Select Page

I know I talk not a small amount of negative smack re: Chile’s campaigns. There’s the campaign that urges men not to be violent with their partners that leverages the word maricón. Despite Chilean assurances to the contrary, I feel the campaign is both sexist and homophobic.

However, negative trash talk aside, this new campaign for safe driving in Chile, manejatebien, stopped me in my tracks (or on my bike).

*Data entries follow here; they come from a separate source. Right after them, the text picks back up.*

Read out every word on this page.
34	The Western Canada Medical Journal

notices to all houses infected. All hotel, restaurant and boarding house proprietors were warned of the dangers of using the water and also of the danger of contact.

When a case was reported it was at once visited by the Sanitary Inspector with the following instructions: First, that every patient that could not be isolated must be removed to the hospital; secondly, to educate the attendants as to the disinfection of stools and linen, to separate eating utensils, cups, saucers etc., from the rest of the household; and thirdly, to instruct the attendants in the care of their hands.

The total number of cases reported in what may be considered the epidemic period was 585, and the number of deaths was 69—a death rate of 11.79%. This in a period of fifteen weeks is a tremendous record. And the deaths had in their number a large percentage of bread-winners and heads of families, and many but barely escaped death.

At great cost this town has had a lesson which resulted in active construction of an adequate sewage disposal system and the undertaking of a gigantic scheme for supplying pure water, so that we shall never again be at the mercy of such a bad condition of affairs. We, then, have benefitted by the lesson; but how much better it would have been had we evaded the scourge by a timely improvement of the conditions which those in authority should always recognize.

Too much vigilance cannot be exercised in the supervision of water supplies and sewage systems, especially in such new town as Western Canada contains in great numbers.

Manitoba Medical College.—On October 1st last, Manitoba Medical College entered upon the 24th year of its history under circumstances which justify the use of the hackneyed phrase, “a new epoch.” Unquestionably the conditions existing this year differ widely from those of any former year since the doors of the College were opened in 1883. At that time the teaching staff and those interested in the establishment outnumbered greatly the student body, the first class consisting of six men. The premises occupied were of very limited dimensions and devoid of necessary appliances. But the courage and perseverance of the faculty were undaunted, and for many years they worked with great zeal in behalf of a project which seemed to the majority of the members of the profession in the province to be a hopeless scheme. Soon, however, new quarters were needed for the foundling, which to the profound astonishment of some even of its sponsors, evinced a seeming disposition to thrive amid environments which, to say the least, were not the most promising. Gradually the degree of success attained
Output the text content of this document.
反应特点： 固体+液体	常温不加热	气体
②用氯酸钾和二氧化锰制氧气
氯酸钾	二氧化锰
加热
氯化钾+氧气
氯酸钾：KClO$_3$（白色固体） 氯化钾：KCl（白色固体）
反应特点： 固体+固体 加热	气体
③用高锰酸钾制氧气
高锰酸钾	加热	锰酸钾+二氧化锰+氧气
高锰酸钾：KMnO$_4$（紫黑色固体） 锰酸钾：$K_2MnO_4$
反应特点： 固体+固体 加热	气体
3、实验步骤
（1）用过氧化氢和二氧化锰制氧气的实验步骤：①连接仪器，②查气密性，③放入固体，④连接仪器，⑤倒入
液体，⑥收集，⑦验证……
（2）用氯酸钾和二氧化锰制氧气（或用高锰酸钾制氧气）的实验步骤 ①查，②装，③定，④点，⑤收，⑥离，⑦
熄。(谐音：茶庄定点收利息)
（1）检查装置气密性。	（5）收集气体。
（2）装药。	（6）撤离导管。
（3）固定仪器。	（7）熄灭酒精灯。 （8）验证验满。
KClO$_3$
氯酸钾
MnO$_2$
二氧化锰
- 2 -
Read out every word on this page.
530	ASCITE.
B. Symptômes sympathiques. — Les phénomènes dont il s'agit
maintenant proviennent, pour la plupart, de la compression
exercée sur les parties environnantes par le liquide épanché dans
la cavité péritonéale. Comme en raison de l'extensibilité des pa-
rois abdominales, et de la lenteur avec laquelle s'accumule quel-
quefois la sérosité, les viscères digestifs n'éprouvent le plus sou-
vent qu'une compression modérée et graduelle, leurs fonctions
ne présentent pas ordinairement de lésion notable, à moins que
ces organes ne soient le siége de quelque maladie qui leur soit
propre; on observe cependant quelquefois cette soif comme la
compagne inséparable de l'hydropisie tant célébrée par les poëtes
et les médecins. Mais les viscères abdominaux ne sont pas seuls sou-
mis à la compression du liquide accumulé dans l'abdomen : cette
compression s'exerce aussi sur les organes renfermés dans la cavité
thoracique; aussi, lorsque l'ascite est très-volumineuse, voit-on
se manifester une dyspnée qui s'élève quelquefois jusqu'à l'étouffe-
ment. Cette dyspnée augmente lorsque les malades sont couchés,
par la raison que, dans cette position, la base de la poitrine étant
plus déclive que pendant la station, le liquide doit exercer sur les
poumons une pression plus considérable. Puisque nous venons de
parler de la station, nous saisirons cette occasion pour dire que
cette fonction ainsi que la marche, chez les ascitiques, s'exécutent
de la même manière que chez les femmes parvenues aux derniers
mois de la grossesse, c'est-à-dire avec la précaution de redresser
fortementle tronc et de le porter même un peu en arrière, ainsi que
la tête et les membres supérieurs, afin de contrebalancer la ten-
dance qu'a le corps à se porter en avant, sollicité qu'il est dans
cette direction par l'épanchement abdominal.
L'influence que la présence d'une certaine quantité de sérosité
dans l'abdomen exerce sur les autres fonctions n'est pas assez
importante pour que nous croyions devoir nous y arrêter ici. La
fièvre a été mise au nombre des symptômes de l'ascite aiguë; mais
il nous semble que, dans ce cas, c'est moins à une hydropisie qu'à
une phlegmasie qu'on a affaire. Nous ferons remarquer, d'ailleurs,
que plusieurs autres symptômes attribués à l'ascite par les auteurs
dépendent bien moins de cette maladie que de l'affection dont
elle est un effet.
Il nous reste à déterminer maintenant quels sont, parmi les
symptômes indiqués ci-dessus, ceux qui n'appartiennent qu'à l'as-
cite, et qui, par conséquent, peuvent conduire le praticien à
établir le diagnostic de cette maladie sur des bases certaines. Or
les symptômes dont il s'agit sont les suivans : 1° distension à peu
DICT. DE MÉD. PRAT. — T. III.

In Chile, and in many Latin American countries, when someone dies in a vehicular accident, the family of the deceased sets up a small shrine (animita). It can be a simple small house-like structure, or even just some ribbons tied to a post. Usually someone will come and spruce it up on the deceased’s birthday, maybe on mother’s day or children’s day, if the person was a mother or a child. Holidays are important times as well, leading to offerings and sprucing. Also, in the case of some animitas, they become shrines for other people as well, sort of “informal” saints, to which people light a candle or say a prayer. In Quebrada de la Plata, a bike and hike area at the end of Av. La Rinconada in Maipú, there is a shrine to a cyclist who died on a descent, and cylists will leave small offerings, even tubes and chains on the animita, in remembrance.

And now back to the manejatebien animitas. What I love about this campaign is that it is clear (at least to anyone from here) that what they’re saying is, there are 1600 people killed in vehicular accidents every year. Don’t become one of the next victims. Drive carefully, be cautious, etc. It also feels like a Chile-specific message, something home-grown and applicable here, not borrowed from some bigger and better-funded country.

Of course, you might argue that leaving burning candles unattended on the street (I took this near my house, but have seen several more around town) is dangerous, and you might also wonder if people will steal the contents of the fake animitas. In truth, yeah, probably and definitely. I saw two denuded little houses not that long ago, and one that had its back turned on the public, though I have seen no urban candle-started fires.

All in all, I have to give kudos for this great campaign, #manéjate, and I really hope it works to keep people safe. Would it work where you live? Or if you live in Chile, does it work for you?